Many reasons may affect your credit score, for example, you usually pay the bill on time, but due to specific reasons you were not able to do so; maybe because you have financial emergencies or you lost a job, or you just forgot to make the payment. Well, in any of the case if you fail to make the payment, it will affect your credit score. However, if this happens regularly, then it may affect your credit score severely. But if it’s just one time then there is a way out for the same. Let's understand what affects your credit score.

When does the credit score gets affected badly?

  1. If you miss the payment of credit card
  2. If you lose the EMI of mortgage or any other loan
  3. If you miss the payment of your credit accounts.

All these factors may make the lender see you unfavorable especially when it comes to loan approval. In case your payment is 30 days late, the creditor may report the same to the Credit Reporting Agencies. Well, if you share a good rapport with the creditor, they might not, but it's advisable always to maintain a good credit score.

How does one late payment affect the credit score?

The effect on the credit score is determined by how long the payment has been delayed. There are various factors that affect the credit score.  The first thing that the creditor does when there is a late payment is that they will report the same to the credit rating agencies.
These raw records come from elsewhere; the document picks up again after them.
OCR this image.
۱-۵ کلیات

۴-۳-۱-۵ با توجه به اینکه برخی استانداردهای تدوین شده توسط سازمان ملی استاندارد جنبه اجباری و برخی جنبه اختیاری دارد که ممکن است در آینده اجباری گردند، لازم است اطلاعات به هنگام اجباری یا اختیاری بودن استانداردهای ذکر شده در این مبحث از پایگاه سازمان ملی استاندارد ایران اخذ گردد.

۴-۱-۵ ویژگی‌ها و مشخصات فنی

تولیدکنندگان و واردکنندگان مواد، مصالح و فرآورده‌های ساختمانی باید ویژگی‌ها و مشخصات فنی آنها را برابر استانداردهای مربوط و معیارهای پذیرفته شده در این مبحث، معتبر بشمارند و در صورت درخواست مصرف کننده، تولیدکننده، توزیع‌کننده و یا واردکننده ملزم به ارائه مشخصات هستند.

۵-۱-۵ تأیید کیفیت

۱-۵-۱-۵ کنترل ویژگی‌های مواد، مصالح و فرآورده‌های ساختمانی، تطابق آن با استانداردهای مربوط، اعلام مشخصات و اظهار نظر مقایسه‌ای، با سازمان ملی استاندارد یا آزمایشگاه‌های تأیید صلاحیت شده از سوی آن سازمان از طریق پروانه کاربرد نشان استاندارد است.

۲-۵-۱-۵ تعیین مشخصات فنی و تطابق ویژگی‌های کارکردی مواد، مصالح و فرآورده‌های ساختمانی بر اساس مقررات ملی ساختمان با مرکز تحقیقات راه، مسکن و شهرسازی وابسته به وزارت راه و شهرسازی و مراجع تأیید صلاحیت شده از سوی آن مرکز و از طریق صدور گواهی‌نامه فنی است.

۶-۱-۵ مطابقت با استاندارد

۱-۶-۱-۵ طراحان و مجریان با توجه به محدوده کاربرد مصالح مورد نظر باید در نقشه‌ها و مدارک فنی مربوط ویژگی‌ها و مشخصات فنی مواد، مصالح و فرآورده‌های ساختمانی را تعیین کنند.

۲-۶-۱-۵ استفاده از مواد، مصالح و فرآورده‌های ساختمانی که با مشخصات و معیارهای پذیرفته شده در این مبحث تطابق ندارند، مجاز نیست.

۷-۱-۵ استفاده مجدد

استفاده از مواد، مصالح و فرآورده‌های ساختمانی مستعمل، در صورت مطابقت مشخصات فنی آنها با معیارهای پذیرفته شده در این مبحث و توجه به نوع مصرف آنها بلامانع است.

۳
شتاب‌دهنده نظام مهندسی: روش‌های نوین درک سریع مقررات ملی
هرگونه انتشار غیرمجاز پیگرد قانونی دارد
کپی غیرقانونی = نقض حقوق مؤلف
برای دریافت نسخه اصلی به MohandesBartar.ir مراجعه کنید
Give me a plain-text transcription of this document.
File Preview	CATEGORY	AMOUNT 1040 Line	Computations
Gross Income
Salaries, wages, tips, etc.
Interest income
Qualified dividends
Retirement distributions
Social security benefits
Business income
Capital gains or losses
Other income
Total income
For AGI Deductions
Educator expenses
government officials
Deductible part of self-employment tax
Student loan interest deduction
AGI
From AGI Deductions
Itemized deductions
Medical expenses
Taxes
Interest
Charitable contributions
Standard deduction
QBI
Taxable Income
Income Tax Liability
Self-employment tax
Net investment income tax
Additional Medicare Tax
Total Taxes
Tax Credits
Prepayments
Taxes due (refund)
These agencies evaluate how frequent has been your late payment and based on it they decide the credit score.

There are various credit reporting agencies, and they have their model to evaluate the same so the score may vary from agencies to agencies which the banks would be consulting.

As mentioned above, one delayed payment may not affect the credit score too severely, but the continuity of the same can result in a poor credit score.  Usually, the payment which is late than 90 days impacts your credit score more negatively than 30 days late payment. Additionally, the more recent the late fee, the more is the probability of a negative credit score.

An important point to note here is that even if you miss one payment on one of your credit accounts, then the late payment will be reflected in your credit score. A bad credit score may result in the delayed loan approval or no approval at all. Hence it is always advisable not to miss the payment so that you have a good credit score.